Dans les pièces où les femmes dramaturges explorent le choix de devenir mère, les protagonistes font souvent état de relations troubles avec leur propre mère et de la difficulté de raccommoder le désir de devenir mère et de se réaliser en tant que femme. Le psychodrame de Jocelyne Beaulieu, J’ai beaucoup changé depuis…[22], met en scène « F », une jeune femme enfermée dans une clinique psychiatrique, souffrant d’une grossesse hystérique. Bien qu’un avortement soit la cause immédiate de son état de détresse mentale, il est clair qu’une enfance malheureuse a laissé des marques profondes dans la psyché de F. Elle désire avoir un enfant, mais elle craint d’être réduite à son corps maternel, au gros ventre qui gonfle et se dégonfle (Beaulieu, 1981 : 64, 70, 78). Madeleine, la femme psychiatre responsable du traitement de F, est enceinte et sur le point de prendre son congé de maternité. Tout en s’occupant de sa patiente, Madeleine exprime ses propres doutes : sera-t-elle capable d’être mère, psychiatre et femme en même temps ?

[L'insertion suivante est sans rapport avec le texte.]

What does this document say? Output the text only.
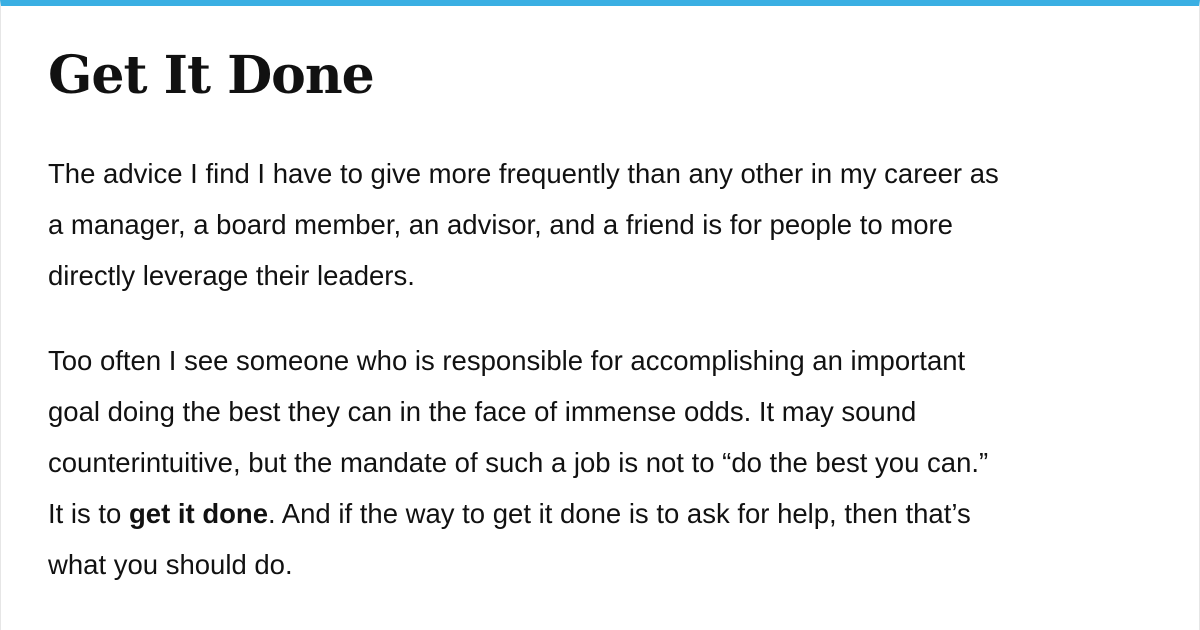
Get It Done

The advice I find I have to give more frequently than any other in my career as
a manager, a board member, an advisor, and a friend is for people to more
directly leverage their leaders.

Too often I see someone who is responsible for accomplishing an important
goal doing the best they can in the face of immense odds. It may sound
counterintuitive, but the mandate of such a job is not to “do the best you can.”
It is to get it done. And if the way to get it done is to ask for help, then that’s
what you should do.
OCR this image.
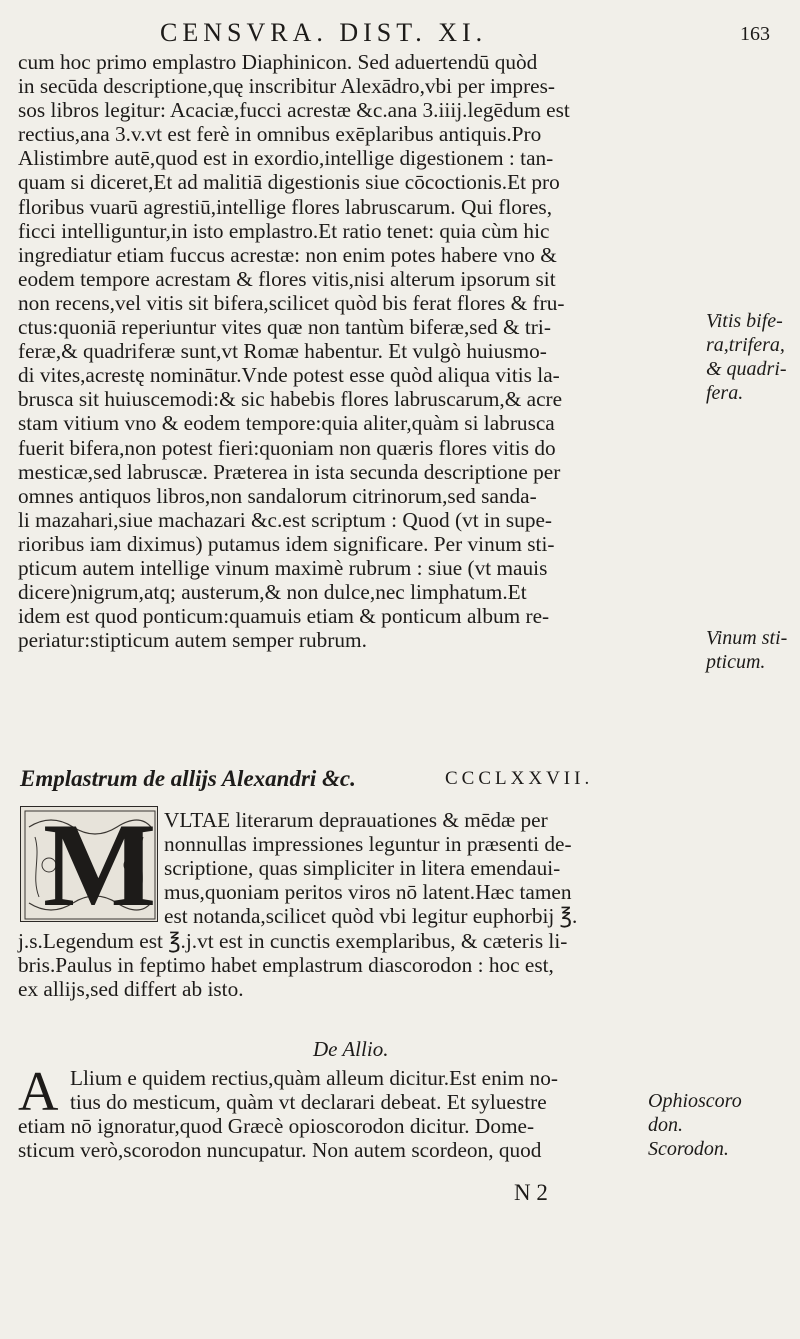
CENSVRA. DIST. XI.	163
cum hoc primo emplastro Diaphinicon. Sed aduertendū quòd
in secūda descriptione,quę inscribitur Alexādro,vbi per impres-
sos libros legitur: Acaciæ,fucci acrestæ &c.ana 3.iiij.legēdum est
rectius,ana 3.v.vt est ferè in omnibus exēplaribus antiquis.Pro
Alistimbre autē,quod est in exordio,intellige digestionem : tan-
quam si diceret,Et ad malitiā digestionis siue cōcoctionis.Et pro
floribus vuarū agrestiū,intellige flores labruscarum. Qui flores,
ficci intelliguntur,in isto emplastro.Et ratio tenet: quia cùm hic
ingrediatur etiam fuccus acrestæ: non enim potes habere vno &
eodem tempore acrestam & flores vitis,nisi alterum ipsorum sit
non recens,vel vitis sit bifera,scilicet quòd bis ferat flores & fru-
ctus:quoniā reperiuntur vites quæ non tantùm biferæ,sed & tri-
feræ,& quadriferæ sunt,vt Romæ habentur. Et vulgò huiusmo-
di vites,acrestę nominātur.Vnde potest esse quòd aliqua vitis la-
brusca sit huiuscemodi:& sic habebis flores labruscarum,& acre
stam vitium vno & eodem tempore:quia aliter,quàm si labrusca
fuerit bifera,non potest fieri:quoniam non quæris flores vitis do
mesticæ,sed labruscæ. Præterea in ista secunda descriptione per
omnes antiquos libros,non sandalorum citrinorum,sed sanda-
li mazahari,siue machazari &c.est scriptum : Quod (vt in supe-
rioribus iam diximus) putamus idem significare. Per vinum sti-
pticum autem intellige vinum maximè rubrum : siue (vt mauis
dicere)nigrum,atq; austerum,& non dulce,nec limphatum.Et
idem est quod ponticum:quamuis etiam & ponticum album re-
periatur:stipticum autem semper rubrum.
Vitis bife-
ra,trifera,
& quadri-
fera.
Vinum sti-
pticum.
Ophioscoro
don.
Scorodon.
Emplastrum de allijs Alexandri &c.	CCCLXXVII.
M VLTAE literarum deprauationes & mēdæ per
nonnullas impressiones leguntur in præsenti de-
scriptione, quas simpliciter in litera emendaui-
mus,quoniam peritos viros nō latent.Hæc tamen
est notanda,scilicet quòd vbi legitur euphorbij ℥.
j.s.Legendum est ℥.j.vt est in cunctis exemplaribus, & cæteris li-
bris.Paulus in feptimo habet emplastrum diascorodon : hoc est,
ex allijs,sed differt ab isto.
De Allio.
A Llium e quidem rectius,quàm alleum dicitur.Est enim no-
tius do mesticum, quàm vt declarari debeat. Et syluestre
etiam nō ignoratur,quod Græcè opioscorodon dicitur. Dome-
sticum verò,scorodon nuncupatur. Non autem scordeon, quod
N 2
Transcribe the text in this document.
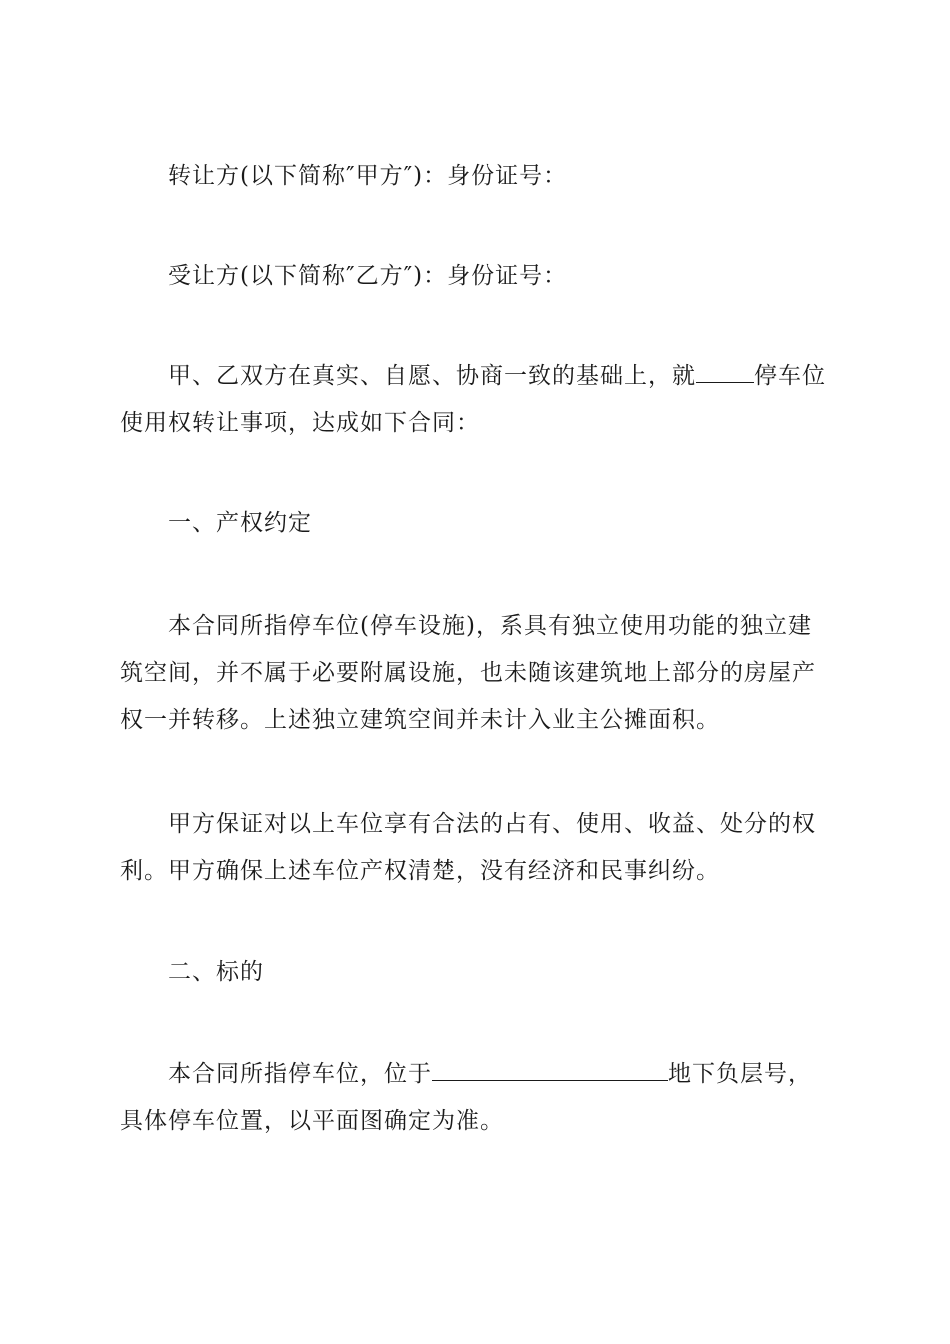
转让方(以下简称″甲方″)：身份证号：
受让方(以下简称″乙方″)：身份证号：
甲、乙双方在真实、自愿、协商一致的基础上，就	停车位使用权转让事项，达成如下合同：
一、产权约定
本合同所指停车位(停车设施)，系具有独立使用功能的独立建筑空间，并不属于必要附属设施，也未随该建筑地上部分的房屋产权一并转移。上述独立建筑空间并未计入业主公摊面积。
甲方保证对以上车位享有合法的占有、使用、收益、处分的权利。甲方确保上述车位产权清楚，没有经济和民事纠纷。
二、标的
本合同所指停车位，位于	地下负层号，具体停车位置，以平面图确定为准。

Le conflit entre les rôles de mère et de femme inspire aussi le monologue de Louisette Dussault, Moman[23]. La protagoniste parle du corps maternel dans un passage où elle se souvient des questions qu’elle se posa avant la naissance de ses jumelles :

(Elle fait des exercices prénataux.) Depuis que vous êtes là, je m’occupe de mon corps comme je m’en suis jamais occupé… (Elle rit.) Comme si mon corps avait enfin trouvé son utilité… (L’air soudainement craintive.) C’est bête ce que je viens de dire là… (Un temps.) Ça serait que je n’accepte mon corps qu’en autant qu’il soit utile… Je serais en train de vous mettre au monde pour me déculpabiliser ? De quoi bon Dieu ? De mes deux avortements ? (Elle berce son ventre.) […] Est-ce que je serais en train de vous mettre au monde à la place de me mettre au monde ?

Dussault, 1981 : 103-104

Françoise, la femme enceinte de La rupture des eaux[24] de Maryse Pelletier, exprime le même genre de doutes. La relation avec sa mère et son travail comme assistante sociale engendrent de l’incertitude quant à son instinct maternel. Cynique à l’égard de l’institution patriarcale de la famille et des rôles sexualisés, elle refuse d’accoucher parce qu’elle a peur d’être une mère imparfaite. Le premier acte se termine par la rupture des eaux ; et le deuxième, par la naissance de son fils. Après toute cette interrogation sur la famille, sur la maternité et sur la condition féminine, Françoise finit par surmonter sa peur et son ambivalence. C’est alors qu’elle accouche.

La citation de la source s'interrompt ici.